I’m not suggesting that you don’t go to the doctor. To the contrary–it’s a good idea to go for a checkup and a basic blood test to make sure you are otherwise in good health. But when you do go, go armed with information. If something sounds wrong or goes against your research, seek a second opinion. Reactive hypoglycemia is an unusual condition and most doctors are simply not equipped to deal with it. Make sure your doctor knows that you want a hyperglucidic breakfast test (HBT), or better yet, buy a home glucose monitoring kit and tell him your results before asking for the HBT.
How to get a Reactive Hypoglycemia Diagnosis
There are only two ways to get a reactive hypoglycemia diagnosis: a Hyperglucidic Breakfast Test and a home blood glucose monitoring kit. Of the two, the home glucose monitoring kit is probably the easiest.
If only I knew what I knew now, I would have ordered a blood glucose monitoring device and saved Leo the uncomfortable experience. Not to mention the expense: Two copays at $35 each, and a $200 lab bill. A home blood glucose monitoring kit is the same kind of kit used by people with diabetes. They are small, inexpensive gadgets, and involve a tiny pin prick on the finger, smearing a tiny drop of blood on a test strip, and waiting for the machine to beep and tell you your blood glucose level. The entire process takes less than 5 minutes.
Reactive Hypoglycemia Diagnosis: The home test
I used a Contour blood glucose monitoring device, which cost less than a single visit to the doctor. Once I figured out how to work the device (about ten minutes), I monitored my blood sugar every hour or so for a full day. It was almost painless: after the initial hesitation (it took me a few breaths to summon up the courage to prick my finger), I discovered that it wasn’t as bad as I thought it would be.
A normal blood sugar reading is 70 to 140 milligrams per deciliter or mg/dL. This chart, will give you an idea of what blood glucose levels look like normally, and what they look like for reactive hypoglycemia.
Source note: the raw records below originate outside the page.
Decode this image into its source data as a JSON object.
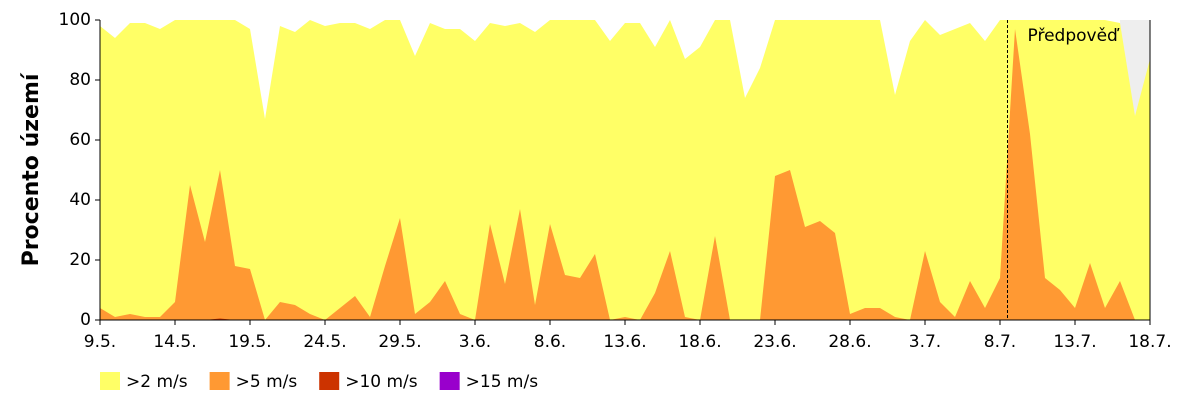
{
  "chart_data": {
    "type": "area",
    "y_label": "Procento území",
    "categories": [
      "9.5.",
      null,
      null,
      null,
      null,
      "14.5.",
      null,
      null,
      null,
      null,
      "19.5.",
      null,
      null,
      null,
      null,
      "24.5.",
      null,
      null,
      null,
      null,
      "29.5.",
      null,
      null,
      null,
      null,
      "3.6.",
      null,
      null,
      null,
      null,
      "8.6.",
      null,
      null,
      null,
      null,
      "13.6.",
      null,
      null,
      null,
      null,
      "18.6.",
      null,
      null,
      null,
      null,
      "23.6.",
      null,
      null,
      null,
      null,
      "28.6.",
      null,
      null,
      null,
      null,
      "3.7.",
      null,
      null,
      null,
      null,
      "8.7.",
      null,
      null,
      null,
      null,
      "13.7.",
      null,
      null,
      null,
      null,
      "18.7."
    ],
    "series": [
      {
        "name": ">2 m/s",
        "color": "#ffff66",
        "values": [
          98,
          94,
          99,
          99,
          97,
          100,
          100,
          100,
          100,
          100,
          97,
          67,
          98,
          96,
          100,
          98,
          99,
          99,
          97,
          100,
          100,
          88,
          99,
          97,
          97,
          93,
          99,
          98,
          99,
          96,
          100,
          100,
          100,
          100,
          93,
          99,
          99,
          91,
          100,
          87,
          91,
          100,
          100,
          74,
          84,
          100,
          100,
          100,
          100,
          100,
          100,
          100,
          100,
          75,
          93,
          100,
          95,
          97,
          99,
          93,
          100,
          100,
          100,
          100,
          100,
          100,
          100,
          100,
          99,
          68,
          87
        ]
      },
      {
        "name": ">5 m/s",
        "color": "#ff9933",
        "values": [
          4,
          1,
          2,
          1,
          1,
          6,
          45,
          26,
          50,
          18,
          17,
          0,
          6,
          5,
          2,
          0,
          4,
          8,
          1,
          18,
          34,
          2,
          6,
          13,
          2,
          0,
          32,
          12,
          37,
          5,
          32,
          15,
          14,
          22,
          0,
          1,
          0,
          9,
          23,
          1,
          0,
          28,
          0,
          0,
          0,
          48,
          50,
          31,
          33,
          29,
          2,
          4,
          4,
          1,
          0,
          23,
          6,
          1,
          13,
          4,
          14,
          97,
          62,
          14,
          10,
          4,
          19,
          4,
          13,
          0,
          0
        ]
      },
      {
        "name": ">10 m/s",
        "color": "#cc3300",
        "values": [
          0,
          0,
          0,
          0,
          0,
          0,
          0,
          0,
          0.5,
          0,
          0,
          0,
          0,
          0,
          0,
          0,
          0,
          0,
          0,
          0,
          0,
          0,
          0,
          0,
          0,
          0,
          0,
          0,
          0,
          0,
          0,
          0,
          0,
          0,
          0,
          0,
          0,
          0,
          0,
          0,
          0,
          0,
          0,
          0,
          0,
          0,
          0,
          0,
          0,
          0,
          0,
          0,
          0,
          0,
          0,
          0,
          0,
          0,
          0,
          0,
          0,
          0,
          0,
          0,
          0,
          0,
          0,
          0,
          0,
          0,
          0
        ]
      },
      {
        "name": ">15 m/s",
        "color": "#9900cc",
        "values": [
          0,
          0,
          0,
          0,
          0,
          0,
          0,
          0,
          0,
          0,
          0,
          0,
          0,
          0,
          0,
          0,
          0,
          0,
          0,
          0,
          0,
          0,
          0,
          0,
          0,
          0,
          0,
          0,
          0,
          0,
          0,
          0,
          0,
          0,
          0,
          0,
          0,
          0,
          0,
          0,
          0,
          0,
          0,
          0,
          0,
          0,
          0,
          0,
          0,
          0,
          0,
          0,
          0,
          0,
          0,
          0,
          0,
          0,
          0,
          0,
          0,
          0,
          0,
          0,
          0,
          0,
          0,
          0,
          0,
          0,
          0
        ]
      }
    ],
    "ylim": [
      0,
      100
    ],
    "yticks": [
      0,
      20,
      40,
      60,
      80,
      100
    ],
    "annotation": {
      "text": "Předpověď",
      "x": 60.5
    }
  }
}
You cannot tell by this chart alone who has reactive hypoglycemia and who has prediabetes (amongst other things, your insulin needs to be checked too, to see if you are insulin resistant or insulin sensitive).
Here are a few of my readings from the first day I tested with the home blood glucose monitoring device. Bear in mind that the home test kits are not as accurate as a lab, and I’ve read reports that they can vary by as much as 20 mg/dL. However, it gave me a good idea of what was going on with my blood glucose when symptoms occurred:
- 9 a.m. After a “good” breakfast of kamut flakes, wholewheat toast, jelly and coffee: 150 mg/dL.
- 11 a.m. (feeling weak, dizzy, and panicky): 30 mg/dL.
- 11:10 a.m. After I ate two glucose tabs (available from any pharmacy) and drank a carton (8 oz) of fruit juice: 60 mg/dL. I still felt shaky, and a little anxious.
- 11:30 a.m. After one more carton of juice: 70 mg/dL.
- 12:30 p.m. After lunch: 115 mg/dL I felt great…no longer panicky. My glucose continued to rise immediately after eating.
I continued to monitor my blood glucose for long enough to pinpoint that my glucose was dropping about 2 1/2 hours after eating. Not everyone’s blood glucose will drop at that point…for my son, his plummets after 3 hours (and when I say plummet…I mean plummet. He convulsed and went to the emergency room more times than I’ve been to see a doctor my whole life.
At time of writing, one company out there offers a FREE home glucose monitoring kit that comes with ten free test strips. They’re betting that you’re a diabetic, and that you will continue to use their very expensive (over $1 each) test strips. Reactive hypoglycemics do not need to monitor their blood glucose except to get a reactive hypoglycemia diagnosis. Or after diagnosis to aid in symptom recognition (i.e. I know now when my hands get sweaty that this is the first sign my glucose level is dropping, and that I need to eat). Do a Google search for “Free glucose monitor” to find current freebies.